I’ve spent a lot of time nodding along. After-all, I’m late-diagnosed. I was raised with no acknowledgement of my sensory and processing issues. I’m one of the lost generations, lucky enough to be found.
But sometimes the rhetoric behind it all slips into a familiar pattern. I start hearing how good we all were at masking, at hiding, at passing for neurotypical. It sounds like flattery, so I nod along to that too.
Then I furrow my brow. I wasn’t always good at it. I’m still not always good at it. Those times I’ve opened up to professionals about meltdowns and shutdowns, I wasn’t masking. As a child unable to hide from the rawness of my senses, I was not masking.
I like to think that when I put on a front, and perform the mannerisms and small-talk for my audience, that I’m getting it right. But I’m not. I’m not a born actor. My movements may be delayed or stunted. They suggest other mannerisms that I wasn’t trying to project; aloofness, arrogance, coldness. I’m misunderstood. Not always, but often enough that there’s clearly a pattern.
As a child I was not so far from the stereotypical male presentation for it not to apply. Did anyone ever suggest it? Nope. As a child I did not mask.
It’s not that I’ve not been hiding and trying to fit in, but that is not enough to justify the under-diagnosis.

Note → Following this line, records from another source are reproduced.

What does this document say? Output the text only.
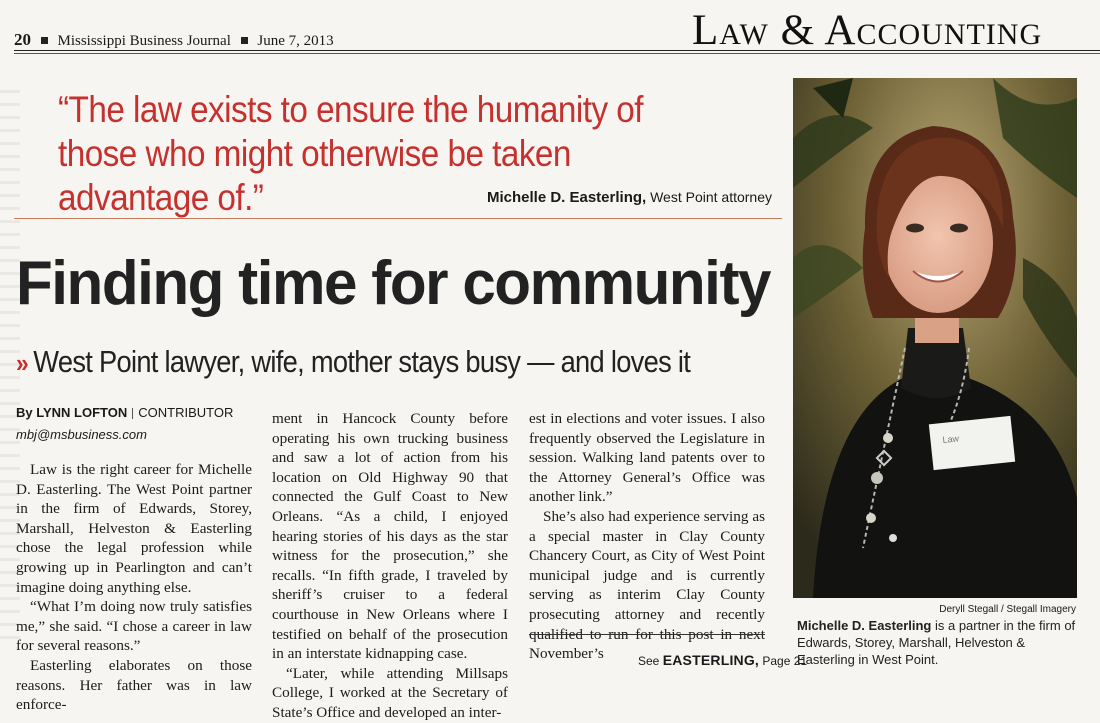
20 Mississippi Business Journal June 7, 2013	Law & Accounting
“The law exists to ensure the humanity of those who might otherwise be taken advantage of.”	Michelle D. Easterling, West Point attorney
Finding time for community
» West Point lawyer, wife, mother stays busy — and loves it
By LYNN LOFTON CONTRIBUTOR
mbj@msbusiness.com

Law is the right career for Michelle D. Easterling. The West Point partner in the firm of Edwards, Storey, Marshall, Helveston & Easterling chose the legal profession while growing up in Pearlington and can’t imagine doing anything else.

“What I’m doing now truly satisfies me,” she said. “I chose a career in law for several reasons.”

Easterling elaborates on those reasons. Her father was in law enforce-

ment in Hancock County before operating his own trucking business and saw a lot of action from his location on Old Highway 90 that connected the Gulf Coast to New Orleans. “As a child, I enjoyed hearing stories of his days as the star witness for the prosecution,” she recalls. “In fifth grade, I traveled by sheriff’s cruiser to a federal courthouse in New Orleans where I testified on behalf of the prosecution in an interstate kidnapping case.

“Later, while attending Millsaps College, I worked at the Secretary of State’s Office and developed an inter-

est in elections and voter issues. I also frequently observed the Legislature in session. Walking land patents over to the Attorney General’s Office was another link.”

She’s also had experience serving as a special master in Clay County Chancery Court, as City of West Point municipal judge and is currently serving as interim Clay County prosecuting attorney and recently qualified to run for this post in next November’s	See EASTERLING, Page 21
Law
Deryll Stegall / Stegall Imagery
Michelle D. Easterling is a partner in the firm of Edwards, Storey, Marshall, Helveston & Easterling in West Point.
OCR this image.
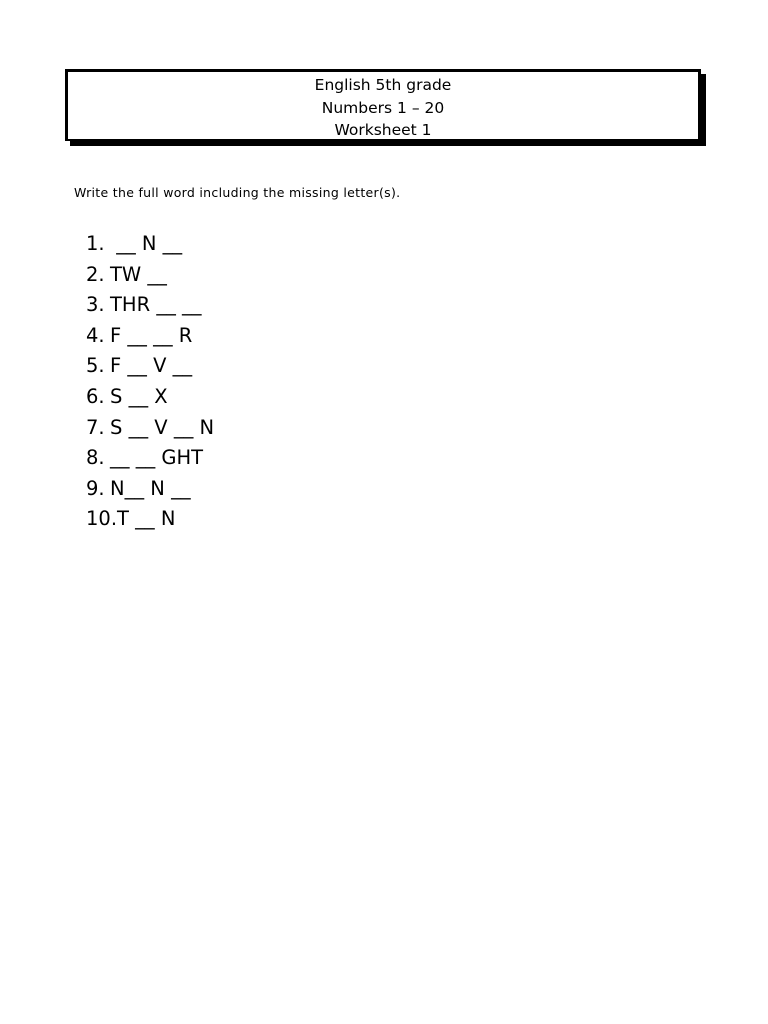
English 5th grade
Numbers 1 – 20
Worksheet 1
Write the full word including the missing letter(s).
1. __ N __
2. TW __
3. THR __ __
4. F __ __ R
5. F __ V __
6. S __ X
7. S __ V __ N
8. __ __ GHT
9. N__ N __
10. T __ N
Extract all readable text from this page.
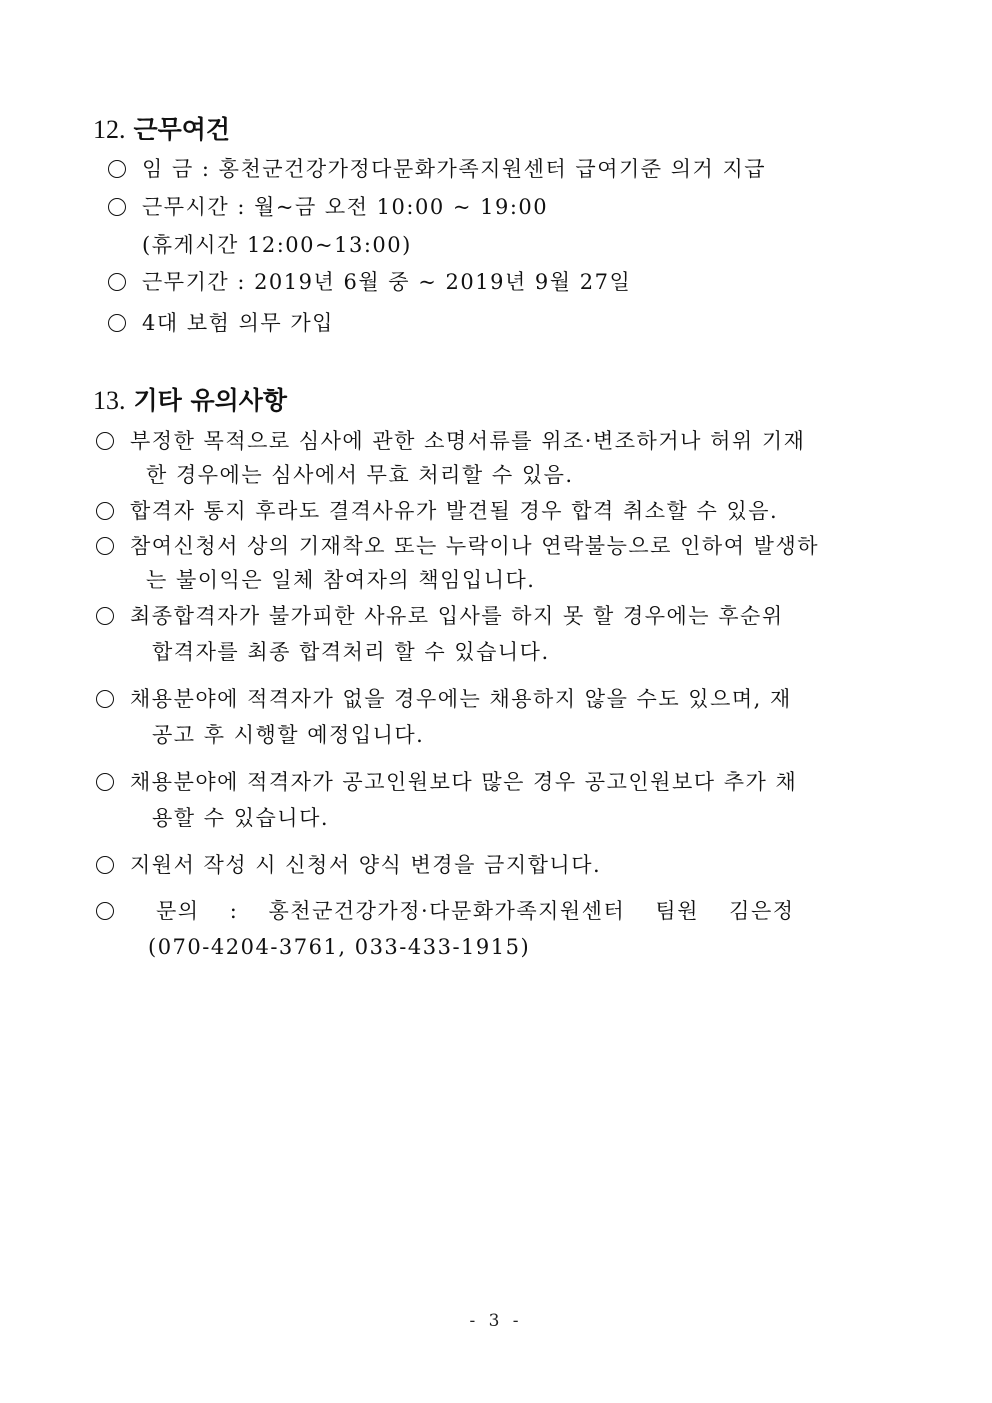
12. 근무여건
임 금 : 홍천군건강가정다문화가족지원센터 급여기준 의거 지급
근무시간 : 월~금 오전 10:00 ~ 19:00
(휴게시간 12:00~13:00)
근무기간 : 2019년 6월 중 ~ 2019년 9월 27일
4대 보험 의무 가입
13. 기타 유의사항
부정한 목적으로 심사에 관한 소명서류를 위조·변조하거나 허위 기재
한 경우에는 심사에서 무효 처리할 수 있음.
합격자 통지 후라도 결격사유가 발견될 경우 합격 취소할 수 있음.
참여신청서 상의 기재착오 또는 누락이나 연락불능으로 인하여 발생하
는 불이익은 일체 참여자의 책임입니다.
최종합격자가 불가피한 사유로 입사를 하지 못 할 경우에는 후순위
합격자를 최종 합격처리 할 수 있습니다.
채용분야에 적격자가 없을 경우에는 채용하지 않을 수도 있으며, 재
공고 후 시행할 예정입니다.
채용분야에 적격자가 공고인원보다 많은 경우 공고인원보다 추가 채
용할 수 있습니다.
지원서 작성 시 신청서 양식 변경을 금지합니다.
문의 : 홍천군건강가정·다문화가족지원센터 팀원 김은정
(070-4204-3761, 033-433-1915)
- 3 -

It can feel a bit like being patted on the head with a, “You were just so very good at masking, that we couldn’t possibly have spotted you. Clever, little old you!”
When actually all I want is a sorry.
I want a, “We screwed up. We didn’t realise there were so many women out there struggling. We got it wrong. We let gender bias get in the way. We didn’t realise you might present differently. We will do better.”
But then I’m lucky, I only have to contend with the gender bias. The racial bias and under-diagnosis of anyone who doesn’t fit the white, male stereotype is not the fault of those who need the support. It needs to be actively challenged. It needs to be in the minds of every professional. It’s important.
Otherwise you’re denying people the chance to understand themselves.
You’ll never find what you don’t look for. Years of watching my children sweep a room with one glance before declaring “Can’t find it” has taught me that.